Families are messy!

I’ll bet you had the most idyllic Christmas yesterday!  I saw it on Facebook!  The joys, the babies, the family pajama photos.

My Christmas Eve was spent with my husband, my three children, their spouses and eight grandchildren as well as my ex-husband, his fiancé and my daughter-in-law’s parents.  Whew!  Talk about the modern family!

The photos you saw on Facebook were the joy we felt being together as we continue to share this wonderful tradition of The Feast of the Seven Fishes.

Now, raise your hand if you had a perfect Christmas holiday, no drama, everyone got along and no tears. Congratulations!

I’ve been watching the Christmas shows on Hallmark and Lifetime, sickeningly sweet with predictable, if unrealistic outcomes. My favorite Christmas shows were on Netflix, which were much more realistic.  Several of them were about the messiness of families when they get together once a year for Christmas. They almost always had a happy ending, but the friction is real. In one show, as the families come together from out of town, everyone is on their best behavior for the first day or so, smiling and hugging. Then the walls come crumbling down. We cannot keep up the facade any longer. Reality creeps in and sibling rivalry, old jealousies, hurts from the past crash in on us.

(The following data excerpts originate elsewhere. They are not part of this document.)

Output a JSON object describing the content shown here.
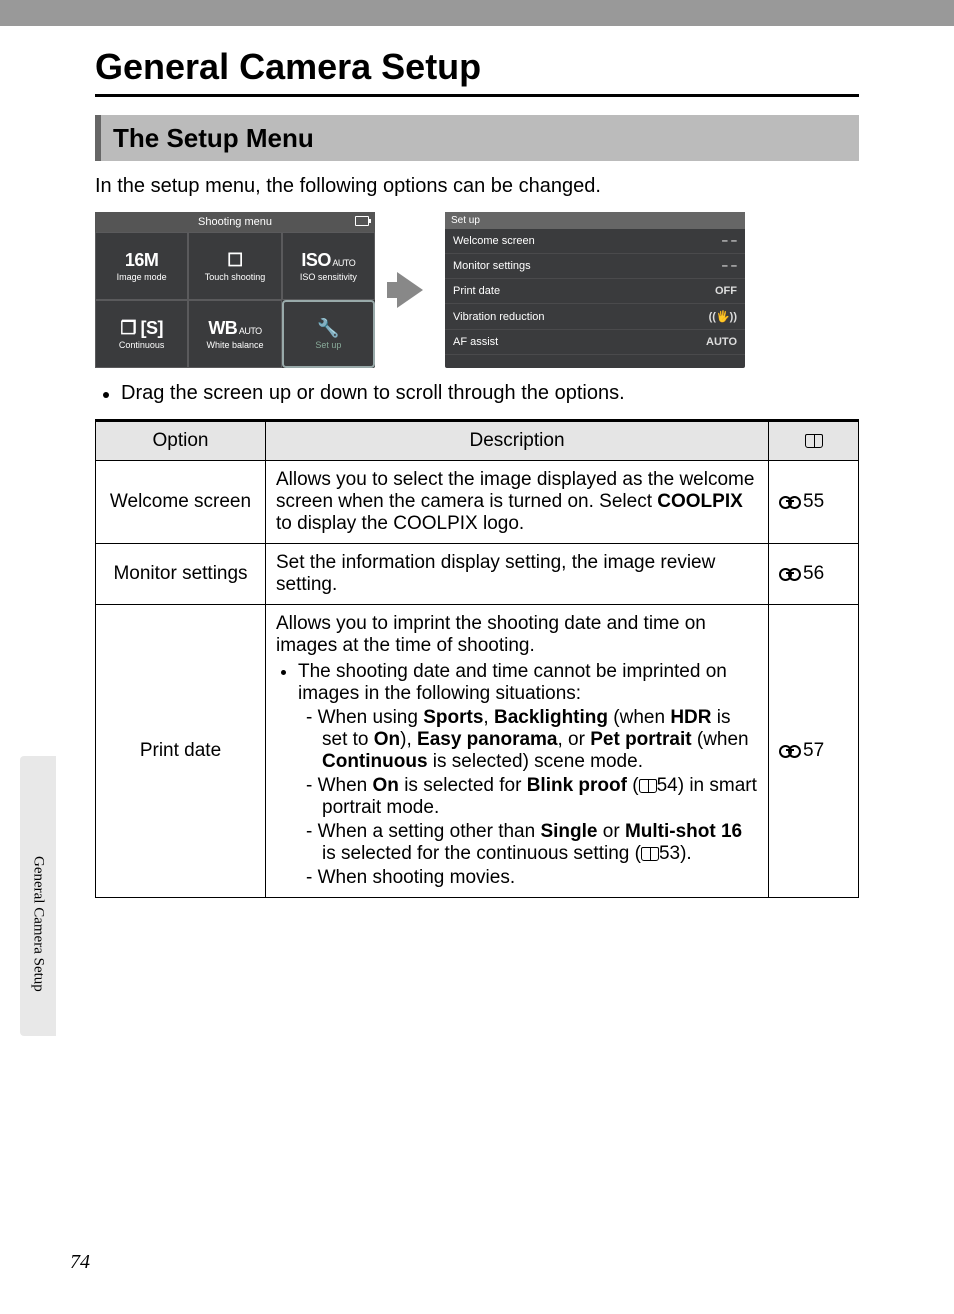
{
  "title": "General Camera Setup",
  "section_title": "The Setup Menu",
  "intro": "In the setup menu, the following options can be changed.",
  "bullet_after_screens": "Drag the screen up or down to scroll through the options.",
  "side_tab": "General Camera Setup",
  "page_number": "74",
  "lcd1": {
    "title": "Shooting menu",
    "cells": [
      {
        "icon": "16M",
        "label": "Image mode"
      },
      {
        "icon": "☐",
        "label": "Touch shooting"
      },
      {
        "icon": "ISO",
        "icon_sub": "AUTO",
        "label": "ISO sensitivity"
      },
      {
        "icon": "❐ [S]",
        "label": "Continuous"
      },
      {
        "icon": "WB",
        "icon_sub": "AUTO",
        "label": "White balance"
      },
      {
        "icon": "🔧",
        "label": "Set up",
        "setup": true
      }
    ]
  },
  "lcd2": {
    "title": "Set up",
    "rows": [
      {
        "label": "Welcome screen",
        "val": "– –"
      },
      {
        "label": "Monitor settings",
        "val": "– –"
      },
      {
        "label": "Print date",
        "val": "OFF"
      },
      {
        "label": "Vibration reduction",
        "val": "((🖐))"
      },
      {
        "label": "AF assist",
        "val": "AUTO"
      }
    ]
  },
  "table": {
    "headers": {
      "opt": "Option",
      "desc": "Description"
    },
    "rows": [
      {
        "opt": "Welcome screen",
        "ref": "55",
        "desc_html": "Allows you to select the image displayed as the welcome screen when the camera is turned on. Select <span class=\"bold\">COOLPIX</span> to display the COOLPIX logo."
      },
      {
        "opt": "Monitor settings",
        "ref": "56",
        "desc_html": "Set the information display setting, the image review setting."
      },
      {
        "opt": "Print date",
        "ref": "57",
        "desc_html": "Allows you to imprint the shooting date and time on images at the time of shooting.<ul><li>The shooting date and time cannot be imprinted on images in the following situations:<ul class=\"dash-list\"><li>When using <span class=\"bold\">Sports</span>, <span class=\"bold\">Backlighting</span> (when <span class=\"bold\">HDR</span> is set to <span class=\"bold\">On</span>), <span class=\"bold\">Easy panorama</span>, or <span class=\"bold\">Pet portrait</span> (when <span class=\"bold\">Continuous</span> is selected) scene mode.</li><li>When <span class=\"bold\">On</span> is selected for <span class=\"bold\">Blink proof</span> (<span class=\"book-icon\"></span>54) in smart portrait mode.</li><li>When a setting other than <span class=\"bold\">Single</span> or <span class=\"bold\">Multi-shot 16</span> is selected for the continuous setting (<span class=\"book-icon\"></span>53).</li><li>When shooting movies.</li></ul></li></ul>"
      }
    ]
  }
}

We can only put on a good face for so long if there are unresolved issues lurking below. Sometimes we outgrow the family roles we’ve played over and over again. Other times it doesn’t take much to ignite the burning flame of jealousy or unfairness. The more emotionally healthy we are, the better we handle our place in the family.

I grew up in an Italian family. Each Christmas Eve we started with dinner at Aunt Helen’s house followed by gifts, and then we drove to Aunt Lucy’s house for more food and gifts. There were no arguments that I recall, no one stomping out. If there were tears, it was because a baby was crying. It really was idyllic, at least in my memory.

As an adult, I realize that all families have their dramas. Most of the time we don’t air them in public, but I have been privy to the inside of several family dynamics – siblings that make decisions without including one member of the family, families split down the middle over an argument or misunderstanding. Over and over again, I am reminded that families aren’t perfect, even if they look like that on the outside. In fact, perfection may simply be the love we feel for each other in spite of the quirks we all have.

I know families with siblings who always seem to be so happy to be together!  And they are!  But they are not perfect. They get on each other’s nerves, they judge each other. It’s natural.

I see it with my own children, the well-worn ruts in the family dynamic. If we are not careful, the ruts could become large sinkholes. Relationships take work. I remind my children that the most important thing is the family, loving each other, being together. The other stuff is debris that we must navigate, but you can’t go wrong if you put family first.

As a child, I recall that one of my dad’s brothers was banned from our house – for ten years! The same brother and his younger sister didn’t speak to each other for many years. Later in life, as my dad and his siblings aged and their children grew up, tensions relaxed and the family came together for birthdays and Christmas eves once again. I don’t know that the issues were resolved as much as time softened the arguments. As we get older, we realize so much more how delicate life is. How short, how fragile. Do we want to spend it angry with each other?

Family dynamics change as each new person enters the family. When we get married, our relationship with our nuclear family changes and shifts. It has to if we are to accommodate our spouse and our new in-laws. This can be so challenging! My relationship with my brothers changed when we all got married. I don’t hold the same place in my children’s lives as I did before they were married. Their allegiance must be to their spouse, but that knowledge doesn’t help my emotions. Nor does it help when the grandchildren come along we watch the difference between us and the other grandparents. I was venting to my daughter once and said, “I just want the same rights and privileges the other grandparents have!” Human. Natural. Messy.

Christmas is not the time to resolve issues. Families hurt each other. It’s real. We are most vulnerable with the people we love the most. I can be and have been cut to the quick by some family members. I’ve left family weddings and gatherings bleeding from the emotional pain. I cannot stand to be separated from my brothers or my children. The pain is too great to bear.

Families are made up of people who are human, each with different personalities, each with a different set of standards. We may have all come from the same family but that doesn’t mean we all had the same experience.

If I am honest, family dynamics can bring out my most insecure self. What I am learning is that everyone has some mess in their family, even if it is not yet acknowledged. We never really know what goes on behind closed doors in a marriage. We have no control over our grown kids, their spouses, their choices.

So I turn constantly to prayer. God, please take away these feelings of jealousy, of insecurity. Please mend any fractures in my family. Please send us grace to forgive each other, to be kinder, easier with each other. If love really does conquer all, it still requires our participation. It requires a choice that we make over and over again to forgive those who have hurt us, to stand up for each other. Because in the end, none of it really matters but the love.